# bad name



## sercuerdasfigther (Sep 5, 2003)

do overly commericalized arts like tkd or tsd which seem to be watered down at mc dojo's give all karate a bad name?


----------



## MJS (Sep 6, 2003)

> _Originally posted by sercuerdasfigther _
> *do overly commericalized arts like tkd or tsd which seem to be watered down at mc dojo's give all karate a bad name? *



Well, it definately doesnt help.  While I have seen schools that are belt factories, I have seen others that are not.  So, it all comes down to the school.  

Mike


----------



## redfang (Sep 6, 2003)

> _Originally posted by sercuerdasfigther _
> *do overly commericalized arts like tkd or tsd which seem to be watered down at mc dojo's give all karate a bad name? *


 No. 'Nuff said.


----------



## Ceicei (Sep 7, 2003)

No.

It's because people who are only acquainted with TV/movie martial arts or who are newbies to martial arts aren't aware of "watered down" versions or MA politics.  In other words, what is "bad karate" to them?

- Ceicei


----------



## gojukylie (Sep 14, 2003)

Majority of non-martial artists wouldn't be aware of the amount of under 2 year, "we promise you a black belt", ryu's. 

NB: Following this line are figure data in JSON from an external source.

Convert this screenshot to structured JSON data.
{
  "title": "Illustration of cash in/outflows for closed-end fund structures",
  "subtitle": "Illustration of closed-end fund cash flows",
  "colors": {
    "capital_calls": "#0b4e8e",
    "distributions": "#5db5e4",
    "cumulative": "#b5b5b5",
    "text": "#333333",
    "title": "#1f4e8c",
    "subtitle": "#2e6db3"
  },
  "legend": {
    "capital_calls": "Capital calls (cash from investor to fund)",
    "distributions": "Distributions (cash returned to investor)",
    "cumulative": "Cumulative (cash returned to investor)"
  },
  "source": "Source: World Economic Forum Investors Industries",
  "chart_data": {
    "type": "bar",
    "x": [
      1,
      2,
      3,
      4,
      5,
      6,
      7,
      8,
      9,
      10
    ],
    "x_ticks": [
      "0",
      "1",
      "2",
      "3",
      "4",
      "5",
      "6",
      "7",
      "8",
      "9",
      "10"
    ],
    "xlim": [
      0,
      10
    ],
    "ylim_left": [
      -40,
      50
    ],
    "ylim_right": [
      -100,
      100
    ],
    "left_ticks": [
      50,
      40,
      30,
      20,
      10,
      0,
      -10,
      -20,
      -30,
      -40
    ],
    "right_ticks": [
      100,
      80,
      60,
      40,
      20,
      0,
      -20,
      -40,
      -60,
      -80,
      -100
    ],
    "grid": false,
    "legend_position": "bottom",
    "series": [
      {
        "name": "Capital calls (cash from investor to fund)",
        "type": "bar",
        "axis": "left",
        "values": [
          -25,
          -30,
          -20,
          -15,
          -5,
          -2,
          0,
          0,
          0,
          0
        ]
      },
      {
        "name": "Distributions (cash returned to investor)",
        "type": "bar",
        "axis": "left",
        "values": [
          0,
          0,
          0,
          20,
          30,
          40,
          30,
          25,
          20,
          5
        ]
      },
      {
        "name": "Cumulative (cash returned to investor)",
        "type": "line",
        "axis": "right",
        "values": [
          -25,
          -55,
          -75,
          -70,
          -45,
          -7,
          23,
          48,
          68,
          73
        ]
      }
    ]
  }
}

Majority of students that attend these under 2 year, "we promise you a black belt" ryu's don't know any better.

Majority of students that study a form of Karate under a good instructor that teaches with a traditional syllabus, don't care about the Black Belt Factories anyway. They know the length of time is takes to train the mind and the body, and that the Black Belt rank is only the beginning.

So I guess the answer is NO.


----------



## MountainSage (Sep 14, 2003)

I believe there is a marketing adage that goes," If your product is good the buyer tells no one, if your product is bad the buyer tells everyone."  I bad belt factory experiance could taint all karate type style of MA's.  Being in TKD, I am very aware of the damage that belt factories can do to a style and the appearance to people on the outside looking in.


Mountain Sage


----------



## tshadowchaser (Sep 14, 2003)

Trouble is that untill and unless the person studying becomes involved with other martial artest outside of there school they will not know if it is a bad school.
I have had black belts from other schools ask me questions I would rather not answere about the schools they where in and what i thought of the requirements they had for rank. It's not my place to judge their system but I can always invite them to watch our workouts and let them spar with my greenbelts. Not many come back a 2nd time.
Instructors that give /sell rank fast to make the school look better or to get $$$$ demean the art. But if you dont know what to look for your not able to know the difference


----------



## Shinzu (Sep 19, 2003)

it all depends on the instructor and the school.  even the most respected martial art can become a joke if in the wrong hands.


----------